Overnight, Khan’s livelihood as an autorickshaw driver in Uttar Pradesh’s Kasganj district dried up as people had no money to pay him, leaving him struggling to feed his wife and four children, the youngest being only four.
So, Khan, 39, did what everyone in the country did in the aftermath of the decision – queue up outside banks and ATMs to exchange his invalid currency notes for new ones. But ATMs were mostly shut for weeks and banks had no new notes to offer – calculations showed that while 21 billion currency notes had to be replaced, government printing presses were able to print only up to three billion notes a month.
“Bahut bheed-bhaad hoti thi [It used to be crowded and chaotic],” Khan’s wife Khushnuma Begum told Al Jazeera, explaining the hardships as desperate people jostled with each other, often sparking off fights and disputes, in the long queues outside banks and ATMs.

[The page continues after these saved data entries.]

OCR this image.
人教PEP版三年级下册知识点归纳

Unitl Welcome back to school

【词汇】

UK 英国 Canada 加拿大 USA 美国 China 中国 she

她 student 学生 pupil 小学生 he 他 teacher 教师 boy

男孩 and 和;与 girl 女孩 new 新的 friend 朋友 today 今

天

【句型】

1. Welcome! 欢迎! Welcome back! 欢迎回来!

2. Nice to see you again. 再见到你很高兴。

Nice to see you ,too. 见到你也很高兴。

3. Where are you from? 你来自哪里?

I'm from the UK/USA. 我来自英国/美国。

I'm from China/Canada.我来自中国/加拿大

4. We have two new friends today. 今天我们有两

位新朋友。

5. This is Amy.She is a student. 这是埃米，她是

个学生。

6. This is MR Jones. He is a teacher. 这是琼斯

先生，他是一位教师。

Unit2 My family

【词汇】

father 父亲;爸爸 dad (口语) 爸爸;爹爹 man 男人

For two days, Khan queued for hours. But before he could withdraw, the ATM would run out of money. Khan went again, the third time. Two hours after he queued up, he collapsed on the ground and was rushed to a hospital. But he did not survive.
‘Couldn’t Modi have given us more time?’
Across India, tens of people reportedly died in the days after Modi’s shock announcement. The data around the total deaths are unclear – opposition politicians put it at over 100, media reports pegged it at around 80, while the Modi government, after first denying such deaths, admitted to only four.
Many, like Khan, collapsed while waiting in serpentine queues. Many others reportedly took their own lives out of sheer desperation after facing harassment for not being able to pay back their debts. Even bank employees died, ostensibly due to the stress of working round-the-clock, after the announcement.
Last week, six years after those horrifying days, these memories came alive for many, including Begum.
The Supreme Court of India, hearing 58 petitions challenging the Modi government’s decision to demonetise high-denomination currency notes overnight, upheld the move and said it could not be called “unreasonable”. Referring to the hardships that millions faced during the period, the top court said the contention that the decision should be set aside due to these hardships “will hold no water”.
“The individual interests must yield to the larger public interest sought to be achieved by impugned notification,” the court said in its majority judgment.
For Modi’s Bharatiya Janata Party (BJP), which faced a torrent of criticism after the move, the court’s ruling is a vindication. BJP spokesman Gopal Krishna Agarwal admitted that people faced hardship, but defended the move, saying it “dealt a big blow” to the illicit money economy.